When Peter Wright, one of the long-term challengers to Michael van Gerwen’s throne, is dismissed with the ease that Gerwyn Price mustered on Sunday, it could be easy to mistake the Welshman for his near namesake. A year on from his memorable victory over Gary Anderson, Price looked imperious on a Wolverhampton stage he is slowly making his own. And although 2019 may have seen as many battles with the DRA as fellow tungsten throwers on the oche, Price is looking to take on a different role in the darting hierarchy.
In many ways, Wright has been the long-established PDC no. 2, the understudy to the main act of Mighty Mike. It may not translate in TV titles but Snakebite has managed to keep up with van Gerwen’s floor dominance over the last 3 or 4 years in a way which Anderson (by virtue of not playing as much in those events) and others haven’t. And this was certainly rewarded in Wright’s to date sole major crown at the 2017 UK Open, when Wright capitalised on the absence of the world number one to break his duck. Since then, though, there have been a few notable changes to the top tier make-up. Rob Cross’ emergence in 2017 and World Championship victory of 2018 has made him a key challenger, and Gary Anderson’s dip in and out of form in the period has often meant the clarity of who is the main contender to MvG hasn’t been strong.
But in his first victory over the world number one on Sunday, Gerwyn Price has well and truly made his claim for the World Championship. He has had a highly impressive year and has excelled in spite of or perhaps even because of his ongoing battle with fans. Alongside his Grand Slam crown is a final at the recent European Championship and last four finishes at the UK Open and Champions League as well as 3 Players Championships and a European Tour title. When the 2019 darts season is micro-analysed by the experts in a couple of months time, I have no doubt that it will be Price’s name, with his new found ubiquitous status and strong results, that frequently comes up in conversation.
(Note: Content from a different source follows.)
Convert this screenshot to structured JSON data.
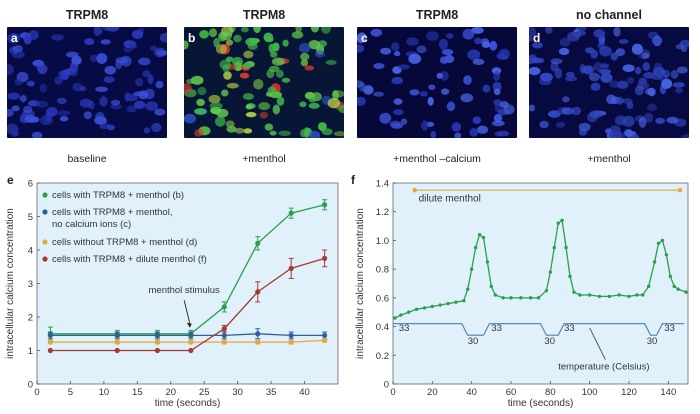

It is important, however, to avoid the hyperbole where possible on ‘contenders’ to MvG’s throne. If you look through the dartsweb archives, you will find an an article where I discuss the prospect of the aforementioned Wright becoming the next world number one. I am yet to be proven right on that one and doubt I will be, with over two years later, van Gerwen yet to be budged from his top spot. But despite the article’s seeming lack of relevance now, reading back, a lot of the same arguments could stand if you replaced Wright’s name with that of the Welshman. There is one big difference, however. Michael van Gerwen is not enjoying anywhere near the levels of supremacy as he was even when that piece was written and has frequently faced what would have been surprising losses to say the least a few years ago to lesser players, whether that Price in a major semi-final or Ross Smith a few weeks ago at the European Championship.
So where does Gerwyn Price stand in the pecking order? As arguably one of the most open and competitive World Championships for a number of years, the Ally Pally proffers a true test of van Gerwen’s resilience at the top. Don’t be mistaken, the upcoming Worlds aren’t the first time he has faced a credible challenge. Despite being the world’s best player for the last 4 or 5 years, he has won just 3 World Championships and was infamously booted out of the 2018 edition by Rob Cross, someone who still remains a massive and looming threat on the oche. Despite Cross’ equally impressive 2019, there is a reason why the bookies are suggesting Price is the second favourite for the competition. His sheer determination to not let very public battles over his character define his season and creep up the rankings from being merely in the mix to a regular title contender gives him the best hope of preventing a 4th world title for Michael van Gerwen and, perhaps, offering a challenge to his domination on the world circuit in years to come.